Better yet would be a society which judges *streaming-video-roommate" as way more of an asshole than "engaging-in-sex-in-a-shared-dorm-room guy." I mean, they're both assholes in their own way, but the former is far more arrogant and, more important, far more pernicious in terms of a free country than the latter.)

reader_iam said...

I had a freshman-year roommate who lost her virginity, one night in the spring of 1980, in our shared room (though not a dorm room). To this day, I consider it a miracle that I slept through that, given my lifelong, from early childhood, sleeping issues (which continue to this day).

She did tell me the very next day. I told her that very same day that if I ever woke up and found myself unwillingly privy to her personal sex life, I'd keep silent during and wouldn't even gossip about it after, but that would be the end of any relationship we might have--and I'd expect her to be the one to move out and bear all related financial costs (hers and mine).

Here it is, 31 years later, and she is still, to this day, one of the two best friends I've had in my entire life and still have, to this day. (Likewise, she called me out and set boundaries, too, though not on any issue like that. All for the good, I say.)

vbspurs said...

Reader_Iam wrote:

Likewise, she called me out and set boundaries, too, though not on any issue like that.

U-huhhhhh. Suuure. ;)

Republican said...

Ravi may be an ass, but he's not a dumb ass like the dead guy.

reader_iam said...
This comment has been removed by the author.
reader_iam said...

Blogger vbspurs said...


Reader_Iam wrote:

Likewise, she called me out and set boundaries, too, though not on any issue like that.

U-huhhhhh. Suuure. ;)

---

One of the issues on which she called me out (though in a slightly later time frame than the anecdote I shared) was that my personality as she experienced it sometimes earliest on sucked the oxygen out of the room.

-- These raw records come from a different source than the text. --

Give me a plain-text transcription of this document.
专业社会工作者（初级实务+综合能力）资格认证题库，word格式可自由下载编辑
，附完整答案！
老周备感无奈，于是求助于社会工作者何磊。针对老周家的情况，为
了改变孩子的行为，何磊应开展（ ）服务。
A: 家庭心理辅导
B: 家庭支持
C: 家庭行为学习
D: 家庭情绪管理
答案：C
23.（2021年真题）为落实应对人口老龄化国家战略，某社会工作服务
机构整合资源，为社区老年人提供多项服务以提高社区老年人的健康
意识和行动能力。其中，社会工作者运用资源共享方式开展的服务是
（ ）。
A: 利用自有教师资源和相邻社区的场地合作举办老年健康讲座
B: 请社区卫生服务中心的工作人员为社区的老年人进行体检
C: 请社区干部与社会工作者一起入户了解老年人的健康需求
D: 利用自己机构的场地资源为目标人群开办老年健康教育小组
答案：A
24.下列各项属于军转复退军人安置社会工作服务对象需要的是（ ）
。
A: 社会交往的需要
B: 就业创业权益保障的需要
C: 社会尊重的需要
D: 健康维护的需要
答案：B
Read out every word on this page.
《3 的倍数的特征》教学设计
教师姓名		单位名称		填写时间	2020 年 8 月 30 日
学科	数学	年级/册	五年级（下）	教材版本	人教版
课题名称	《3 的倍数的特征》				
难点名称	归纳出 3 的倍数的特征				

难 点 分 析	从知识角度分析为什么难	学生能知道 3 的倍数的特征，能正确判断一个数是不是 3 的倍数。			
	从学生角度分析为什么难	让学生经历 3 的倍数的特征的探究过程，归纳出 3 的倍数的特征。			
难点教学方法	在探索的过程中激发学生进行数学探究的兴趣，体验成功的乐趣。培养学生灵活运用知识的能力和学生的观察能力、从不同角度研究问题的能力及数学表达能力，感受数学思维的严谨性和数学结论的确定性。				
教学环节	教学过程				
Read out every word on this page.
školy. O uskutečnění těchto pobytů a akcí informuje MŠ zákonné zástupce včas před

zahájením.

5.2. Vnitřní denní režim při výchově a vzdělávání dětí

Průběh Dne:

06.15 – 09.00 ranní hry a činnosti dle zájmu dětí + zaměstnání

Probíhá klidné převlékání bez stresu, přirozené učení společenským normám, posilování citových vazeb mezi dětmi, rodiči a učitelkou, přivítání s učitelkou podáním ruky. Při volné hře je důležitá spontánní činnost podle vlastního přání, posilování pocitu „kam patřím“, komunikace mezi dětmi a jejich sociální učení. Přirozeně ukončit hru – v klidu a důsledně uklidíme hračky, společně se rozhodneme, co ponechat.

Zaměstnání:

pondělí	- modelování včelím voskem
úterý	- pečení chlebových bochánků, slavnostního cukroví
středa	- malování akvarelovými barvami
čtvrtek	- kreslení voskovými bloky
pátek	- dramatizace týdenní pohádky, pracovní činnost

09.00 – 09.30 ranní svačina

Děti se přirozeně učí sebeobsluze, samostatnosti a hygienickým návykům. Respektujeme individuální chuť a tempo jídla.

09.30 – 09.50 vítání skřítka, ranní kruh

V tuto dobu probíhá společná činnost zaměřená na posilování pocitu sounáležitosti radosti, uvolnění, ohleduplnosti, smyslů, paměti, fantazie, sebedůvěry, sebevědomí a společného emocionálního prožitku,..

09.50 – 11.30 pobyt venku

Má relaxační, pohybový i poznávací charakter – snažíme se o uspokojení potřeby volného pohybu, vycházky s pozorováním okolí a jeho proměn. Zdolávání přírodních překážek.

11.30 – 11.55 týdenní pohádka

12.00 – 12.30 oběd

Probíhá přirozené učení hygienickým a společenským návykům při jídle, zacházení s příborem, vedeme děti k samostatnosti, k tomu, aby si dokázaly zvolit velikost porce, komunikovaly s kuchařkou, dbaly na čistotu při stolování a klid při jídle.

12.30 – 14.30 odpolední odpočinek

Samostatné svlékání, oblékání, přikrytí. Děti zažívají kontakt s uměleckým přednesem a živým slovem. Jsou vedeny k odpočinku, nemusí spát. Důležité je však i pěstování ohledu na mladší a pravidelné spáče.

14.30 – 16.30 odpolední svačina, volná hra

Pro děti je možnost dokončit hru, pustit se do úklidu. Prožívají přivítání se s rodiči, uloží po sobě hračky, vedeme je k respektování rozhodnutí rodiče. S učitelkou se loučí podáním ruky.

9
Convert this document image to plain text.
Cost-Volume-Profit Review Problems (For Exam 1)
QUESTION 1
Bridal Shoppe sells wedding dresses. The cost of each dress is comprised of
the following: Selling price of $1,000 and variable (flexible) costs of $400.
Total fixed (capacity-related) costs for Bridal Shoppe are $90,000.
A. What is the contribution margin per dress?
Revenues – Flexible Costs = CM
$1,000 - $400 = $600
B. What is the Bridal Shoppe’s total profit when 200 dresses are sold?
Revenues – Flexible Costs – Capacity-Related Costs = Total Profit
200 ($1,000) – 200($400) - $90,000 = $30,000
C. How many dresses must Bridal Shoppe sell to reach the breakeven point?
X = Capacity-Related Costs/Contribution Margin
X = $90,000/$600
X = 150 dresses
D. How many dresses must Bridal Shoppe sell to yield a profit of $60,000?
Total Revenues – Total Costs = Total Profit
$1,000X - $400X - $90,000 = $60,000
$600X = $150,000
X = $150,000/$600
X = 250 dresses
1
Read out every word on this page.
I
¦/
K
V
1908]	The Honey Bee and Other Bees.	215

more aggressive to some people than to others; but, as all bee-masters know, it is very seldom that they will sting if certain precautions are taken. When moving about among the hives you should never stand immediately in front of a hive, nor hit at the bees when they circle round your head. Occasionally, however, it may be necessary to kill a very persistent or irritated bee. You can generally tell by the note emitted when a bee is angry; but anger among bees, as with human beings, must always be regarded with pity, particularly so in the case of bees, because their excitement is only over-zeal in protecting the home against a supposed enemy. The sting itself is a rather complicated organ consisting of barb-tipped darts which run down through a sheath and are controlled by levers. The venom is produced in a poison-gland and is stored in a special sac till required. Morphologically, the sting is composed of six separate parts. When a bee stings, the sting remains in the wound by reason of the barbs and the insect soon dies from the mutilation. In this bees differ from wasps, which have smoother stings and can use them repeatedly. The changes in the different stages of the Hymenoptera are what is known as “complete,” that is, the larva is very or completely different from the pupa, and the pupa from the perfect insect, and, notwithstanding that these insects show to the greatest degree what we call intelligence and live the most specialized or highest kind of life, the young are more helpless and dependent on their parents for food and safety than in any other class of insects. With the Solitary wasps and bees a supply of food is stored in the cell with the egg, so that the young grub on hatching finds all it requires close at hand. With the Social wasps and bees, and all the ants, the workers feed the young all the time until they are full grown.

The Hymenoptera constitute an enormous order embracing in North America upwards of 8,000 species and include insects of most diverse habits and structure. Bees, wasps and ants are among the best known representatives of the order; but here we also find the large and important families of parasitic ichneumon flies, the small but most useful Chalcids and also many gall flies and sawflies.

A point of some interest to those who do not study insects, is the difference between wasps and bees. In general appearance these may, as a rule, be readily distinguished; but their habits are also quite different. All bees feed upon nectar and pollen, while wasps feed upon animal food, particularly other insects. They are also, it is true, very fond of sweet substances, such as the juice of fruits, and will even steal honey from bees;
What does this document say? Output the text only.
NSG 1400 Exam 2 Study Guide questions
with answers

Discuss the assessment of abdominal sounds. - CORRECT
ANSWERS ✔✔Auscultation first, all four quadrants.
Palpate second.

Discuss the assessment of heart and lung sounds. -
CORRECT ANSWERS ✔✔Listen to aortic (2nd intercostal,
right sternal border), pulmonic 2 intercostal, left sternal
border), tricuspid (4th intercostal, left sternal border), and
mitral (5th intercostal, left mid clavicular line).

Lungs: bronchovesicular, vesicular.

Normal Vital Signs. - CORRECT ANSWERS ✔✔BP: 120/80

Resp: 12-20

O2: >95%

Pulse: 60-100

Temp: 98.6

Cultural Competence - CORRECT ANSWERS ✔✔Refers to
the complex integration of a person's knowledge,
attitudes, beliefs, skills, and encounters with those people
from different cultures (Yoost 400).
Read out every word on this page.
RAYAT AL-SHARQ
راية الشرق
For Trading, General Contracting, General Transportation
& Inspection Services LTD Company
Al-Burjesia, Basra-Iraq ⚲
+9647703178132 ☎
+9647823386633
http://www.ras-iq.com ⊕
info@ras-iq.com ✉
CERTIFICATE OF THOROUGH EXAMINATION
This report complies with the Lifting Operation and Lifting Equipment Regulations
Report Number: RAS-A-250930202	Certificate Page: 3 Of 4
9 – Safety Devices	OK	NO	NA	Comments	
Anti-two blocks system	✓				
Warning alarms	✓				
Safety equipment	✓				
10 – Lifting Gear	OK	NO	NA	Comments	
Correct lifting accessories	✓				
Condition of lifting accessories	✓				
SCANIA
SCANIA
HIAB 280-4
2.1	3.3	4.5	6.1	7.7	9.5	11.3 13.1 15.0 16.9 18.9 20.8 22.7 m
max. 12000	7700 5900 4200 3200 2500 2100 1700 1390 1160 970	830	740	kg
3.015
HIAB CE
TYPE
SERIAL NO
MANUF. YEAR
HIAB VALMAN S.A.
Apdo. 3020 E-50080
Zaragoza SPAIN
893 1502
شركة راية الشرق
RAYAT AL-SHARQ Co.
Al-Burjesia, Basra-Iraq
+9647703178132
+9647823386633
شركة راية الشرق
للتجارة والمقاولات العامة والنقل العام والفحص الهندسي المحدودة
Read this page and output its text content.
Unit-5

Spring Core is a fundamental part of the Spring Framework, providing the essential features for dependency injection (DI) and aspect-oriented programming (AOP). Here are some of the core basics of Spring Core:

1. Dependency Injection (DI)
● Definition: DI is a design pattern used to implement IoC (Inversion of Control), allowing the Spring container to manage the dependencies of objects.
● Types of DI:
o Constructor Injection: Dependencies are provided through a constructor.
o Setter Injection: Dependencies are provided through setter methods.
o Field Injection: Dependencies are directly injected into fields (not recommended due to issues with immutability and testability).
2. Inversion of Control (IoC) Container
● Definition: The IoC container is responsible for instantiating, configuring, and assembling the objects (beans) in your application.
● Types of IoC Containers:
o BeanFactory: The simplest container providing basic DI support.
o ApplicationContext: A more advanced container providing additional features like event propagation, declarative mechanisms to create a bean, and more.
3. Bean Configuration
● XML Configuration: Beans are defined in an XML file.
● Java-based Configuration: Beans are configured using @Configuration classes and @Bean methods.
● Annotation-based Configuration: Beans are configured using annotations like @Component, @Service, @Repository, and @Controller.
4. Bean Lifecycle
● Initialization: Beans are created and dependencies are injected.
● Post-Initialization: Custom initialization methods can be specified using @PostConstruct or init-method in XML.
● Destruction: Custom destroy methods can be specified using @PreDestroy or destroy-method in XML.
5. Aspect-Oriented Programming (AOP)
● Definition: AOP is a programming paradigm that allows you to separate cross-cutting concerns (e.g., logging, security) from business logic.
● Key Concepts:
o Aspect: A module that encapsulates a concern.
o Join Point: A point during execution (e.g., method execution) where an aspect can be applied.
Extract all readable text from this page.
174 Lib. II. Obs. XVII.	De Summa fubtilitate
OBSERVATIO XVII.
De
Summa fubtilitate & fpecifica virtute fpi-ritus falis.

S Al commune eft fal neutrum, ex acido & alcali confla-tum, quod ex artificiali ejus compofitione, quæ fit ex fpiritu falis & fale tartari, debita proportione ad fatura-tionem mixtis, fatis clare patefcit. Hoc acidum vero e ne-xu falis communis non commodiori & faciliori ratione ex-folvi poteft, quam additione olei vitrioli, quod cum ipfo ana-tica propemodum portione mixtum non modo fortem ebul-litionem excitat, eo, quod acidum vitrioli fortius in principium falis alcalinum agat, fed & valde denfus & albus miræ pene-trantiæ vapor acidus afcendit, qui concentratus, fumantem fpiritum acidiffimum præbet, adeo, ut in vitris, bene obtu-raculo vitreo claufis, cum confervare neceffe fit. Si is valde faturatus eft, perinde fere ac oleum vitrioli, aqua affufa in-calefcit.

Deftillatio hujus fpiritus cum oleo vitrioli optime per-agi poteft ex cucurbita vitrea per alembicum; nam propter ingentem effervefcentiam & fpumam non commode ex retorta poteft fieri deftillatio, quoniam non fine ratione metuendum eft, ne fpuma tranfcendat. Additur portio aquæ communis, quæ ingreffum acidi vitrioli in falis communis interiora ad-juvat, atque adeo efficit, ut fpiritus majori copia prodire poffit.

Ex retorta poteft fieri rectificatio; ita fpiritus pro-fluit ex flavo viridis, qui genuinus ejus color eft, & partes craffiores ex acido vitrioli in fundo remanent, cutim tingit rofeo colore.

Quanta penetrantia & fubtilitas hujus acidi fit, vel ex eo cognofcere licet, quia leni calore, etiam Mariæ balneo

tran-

I never put her in a position of unwittingly being a third party to a private sexual (or other) encounter.

And.

To this day I always take into account what she might think about what I might say and do say.

---

Uh-huh AND for sure, Victoria. : )

Cheers!

RIA

; )

Mian said...

Prosecutors are over-reaching on this. If this goes to a trial it's unlikely a jury will see it as a "hate crime."

People have more common sense than that, even in the blue state of NJ.

Derve Swanson said...

Re. "I think suicide is the ultimate cop-out, not "the ultimate in "accepting responsibility" for ones own mistakes". Sure the person is dead, but no more problems for them. They leave all their problems behind for others to deal with. Whatever debts were left behind and the cleanup from the mess that is invariably left as a result of death, especially the more violent versions."


If Bernie Madoff had voluntarily put himself down after his crimes, would you say that's more "accepting responsibility" and self administering the punishment. (thereby nudging us toward acknowledging proper societal values after the fact at least, akin to Asian corporate leaders)?

or did he "cop out" by taking the soft easy prison landing?


(If we could ask Madoff's dead-by-his-own-hand son, I think I know how he'd answer. The son got it, I think. Maybe because by being out in society when the crimes consequences were coming in, he say all the unfixable damage his father and the family allegedly had done to others.)


And say what you will about the delicate violinist jumping, he didn't leave a young kid in the other room potentially to find the body or a messy scene... Mentally ill and irrational maybe doesn't think empathetically toward others on the details.

Derve Swanson said...

fixed:
he saW all the unfixable damage his father and the family allegedly had done to others.

His father -- safe in jail -- probably still doesn't see it.

And the banking world and businessmen like him haven't much changed the tune they're dancing too. So much for that.

Unknown said...
This comment has been removed by the author.